It’s kind of like writing a short story,” Britt Stone says, “versus a novel.”
As the festival coordinator of the Ten-Minute Play Festival, Stone describes the night like a buffet of theater. As people walk to their seats before the show, she readies the cast and crew for a night of brief tales and quick trips into other worlds.
The collaboration between the Winston-Salem Writers and the Little Theatre of Winston-Salem highlights comedy, absurdism and drama in less time than it takes to have a pizza delivered. The Hanesbrands Theatre shifts and morphs again and again, stopping on each setting for less time than it takes to have a pizza delivered.
A writing competition determined the performances. From more than two dozen entries, seven were selected from North Carolina writers, four of which come from Winston-Salem. Stone revels in watching the different genres unfold.
“What I love most about it is seeing each of the plays is so, so different,” Stone says.
As the lights go up, the stage becomes a coffee shop stalked by a serial laptop thief looking for tables left unattended. He preys on those who ask someone, usually a stranger, to watch their stuff while they take a bathroom break. Not a quarter hour later, the same stage transforms an antique-looking den, where a child’s stuffed animal plans a runaway marriage with another. Quickly, the romance between patterned cat and dog morphs into a tale of heartbreak and betrayal.
Later on, Marilynn Barner Anselmi’s “The Assaults” sets a heavy fog of unspoken words and implications over the audience, as the audience eavesdrops on a discussion in a university office. In only 10 minutes, tension heightens between two students asking an administrator for help.

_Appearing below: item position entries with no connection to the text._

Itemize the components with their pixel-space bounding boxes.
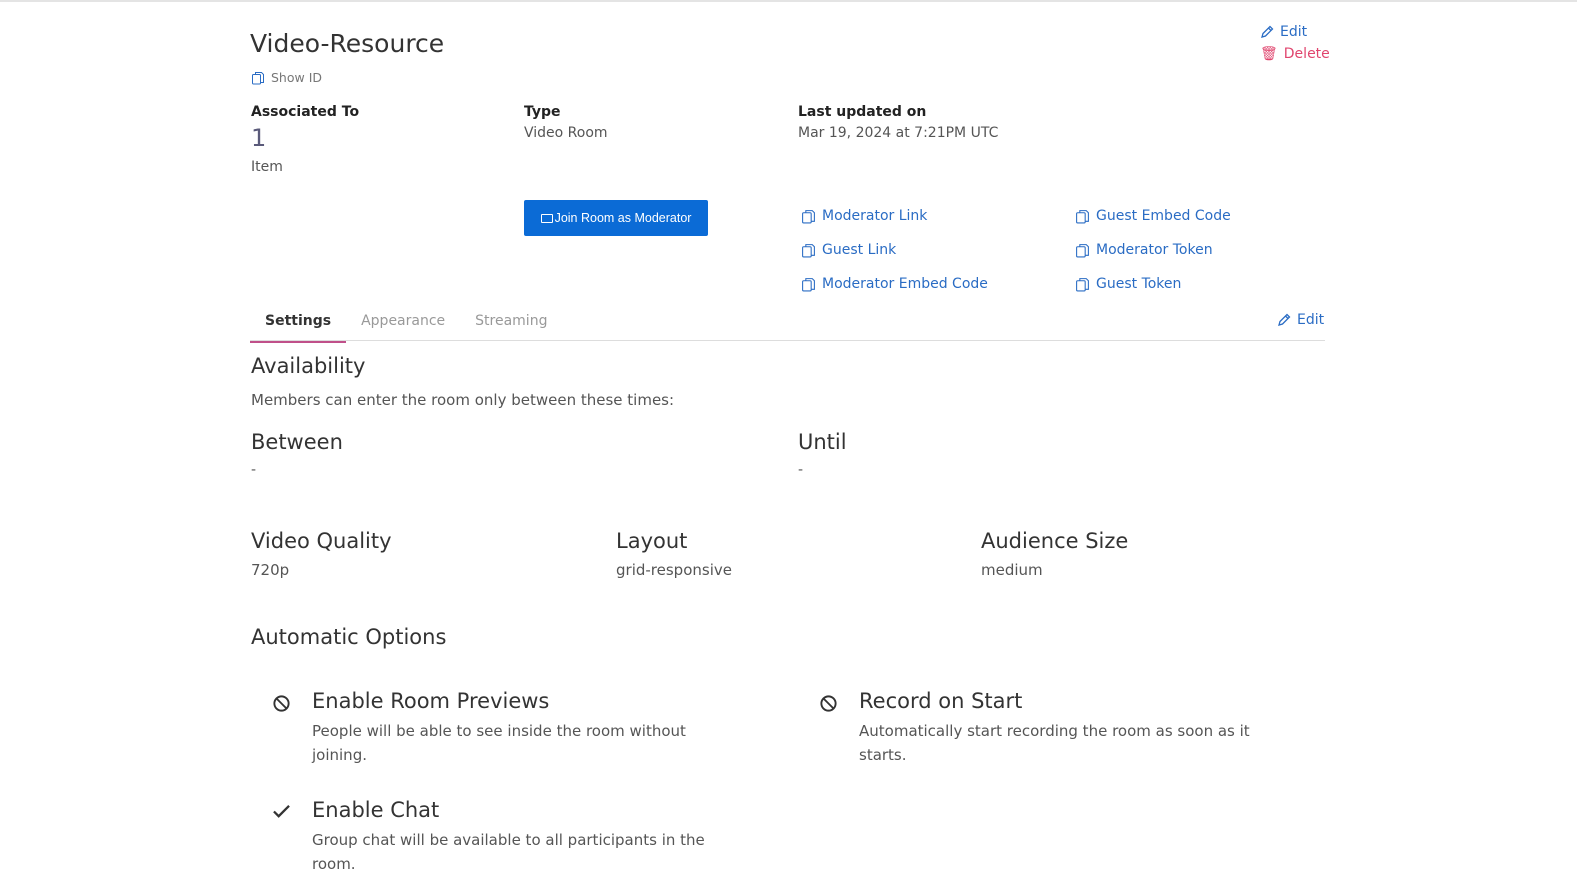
type-label: Type <box>524 104 561 120</box>
audience-label: Audience Size <box>981 529 1129 553</box>
disabled-icon <box>272 694 291 713</box>
link-label: Moderator Link <box>822 208 928 224</box>
delete-button[interactable]: 🗑 Delete <box>1260 46 1330 62</box>
check-icon <box>272 803 291 820</box>
option-title: Enable Room Previews <box>312 689 550 713</box>
copy-icon <box>1075 209 1090 224</box>
tab-bar: Settings Appearance Streaming <box>250 313 562 343</box>
moderator-token-link[interactable]: Moderator Token <box>1075 242 1213 258</box>
video-icon <box>540 213 553 223</box>
join-room-moderator-button[interactable]: Join Room as Moderator <box>524 200 708 236</box>
option-title: Record on Start <box>859 689 1023 713</box>
video-quality-value: 720p <box>251 561 290 579</box>
type-value: Video Room <box>524 125 608 141</box>
edit-label: Edit <box>1297 312 1325 328</box>
copy-icon <box>801 209 816 224</box>
delete-label: Delete <box>1283 46 1330 62</box>
automatic-options-title: Automatic Options <box>251 625 447 649</box>
option-desc: Group chat will be available to all part… <box>312 831 705 873</box>
page-title: Video-Resource <box>250 29 445 58</box>
copy-icon <box>251 71 265 85</box>
disabled-icon <box>819 694 838 713</box>
link-label: Guest Token <box>1096 276 1182 292</box>
layout-value: grid-responsive <box>616 561 732 579</box>
option-desc: Automatically start recording the room a… <box>859 722 1250 764</box>
trash-icon: 🗑 <box>1260 46 1278 62</box>
until-value: - <box>798 462 804 478</box>
show-id-label: Show ID <box>271 70 323 85</box>
associated-count[interactable]: 1 <box>251 124 266 152</box>
copy-icon <box>801 243 816 258</box>
associated-label: Associated To <box>251 104 360 120</box>
link-label: Moderator Token <box>1096 242 1213 258</box>
option-desc: People will be able to see inside the ro… <box>312 722 686 764</box>
guest-token-link[interactable]: Guest Token <box>1075 276 1181 292</box>
copy-icon <box>1075 277 1090 292</box>
availability-desc: Members can enter the room only between … <box>251 391 675 409</box>
tab-streaming[interactable]: Streaming <box>460 313 562 343</box>
audience-value: medium <box>981 561 1043 579</box>
link-label: Guest Link <box>822 242 897 258</box>
link-label: Guest Embed Code <box>1096 208 1231 224</box>
option-title: Enable Chat <box>312 798 440 822</box>
edit-label: Edit <box>1280 24 1308 40</box>
moderator-link[interactable]: Moderator Link <box>801 208 927 224</box>
copy-icon <box>801 277 816 292</box>
join-button-label: Join Room as Moderator <box>554 211 692 225</box>
guest-embed-code-link[interactable]: Guest Embed Code <box>1075 208 1231 224</box>
until-label: Until <box>798 430 847 454</box>
between-label: Between <box>251 430 343 454</box>
video-quality-label: Video Quality <box>251 529 392 553</box>
moderator-embed-code-link[interactable]: Moderator Embed Code <box>801 276 988 292</box>
layout-label: Layout <box>616 529 688 553</box>
pencil-icon <box>1277 313 1291 327</box>
between-value: - <box>251 462 257 478</box>
updated-label: Last updated on <box>798 104 927 120</box>
copy-icon <box>1075 243 1090 258</box>
updated-value: Mar 19, 2024 at 7:21PM UTC <box>798 125 999 141</box>
edit-button[interactable]: Edit <box>1260 24 1307 40</box>
pencil-icon <box>1260 25 1274 39</box>
availability-title: Availability <box>251 354 366 378</box>
show-id-button[interactable]: Show ID <box>251 70 322 85</box>
associated-unit: Item <box>251 159 283 175</box>
link-label: Moderator Embed Code <box>822 276 988 292</box>
tab-settings[interactable]: Settings <box>250 313 347 343</box>
settings-edit-button[interactable]: Edit <box>1277 312 1324 328</box>
guest-link[interactable]: Guest Link <box>801 242 896 258</box>
tab-appearance[interactable]: Appearance <box>346 313 460 343</box>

The plot culminates with a twist line from the administrator, leaving audience members gasping though they met these characters less than a handful of minutes before.
The play is Tenesia Turner’s debut directing experience. She balances offstage work with acting as the administrator. She mentions the duality challenged her, but the short format of the work allowed her to step in and out of the scene to stay objective.
“Directing,” Turner says, “is a growth experience.”
Actor Ryan Howard says the festival gave him a chance to jump back onstage after college, playing roles in both the first and last play.
“It’s kind of reignited my appetite to get into theater again,” Howard says.
Stone hoped to use the length of the plays to draw upon new or emerging talent — like Howard or Turner — whether they worked as actors, directors or stagehands. Stone delighted in working with those who may not have the time or ability to commit to the schedule required of a full-length musical, or a dense two-act play.
“Our whole goal” she says, “was to invite people into theater.”
The invite reaches the audience. As the set hits its minimalist peak, four actors stand on stage in the same outfit white shirt and dark jeans. They face away from one another, their shoes strewn beside them. The somewhat absurdist piece, “After Before” written by Wake Forest University student Emma Szuba, follows four people at the apocalypse. They walk aimlessly barefoot as they contemplate the possibility of any of the Earth remaining, and whether or not their souls should move on or find a way back.
One man does jumping jacks to keep his eternal mind sharp, hoping to be the last one standing in the face of nothingness. Another man seems nervous. A woman lays on the floor, her curly hair spread over the dark wood. A second woman stands on the edge of an exit, looking off into the distance.
She decides there must be something left on Earth and to go back, a decision that — for her — took over three thousand years.
But for us, it lasts only ten minutes.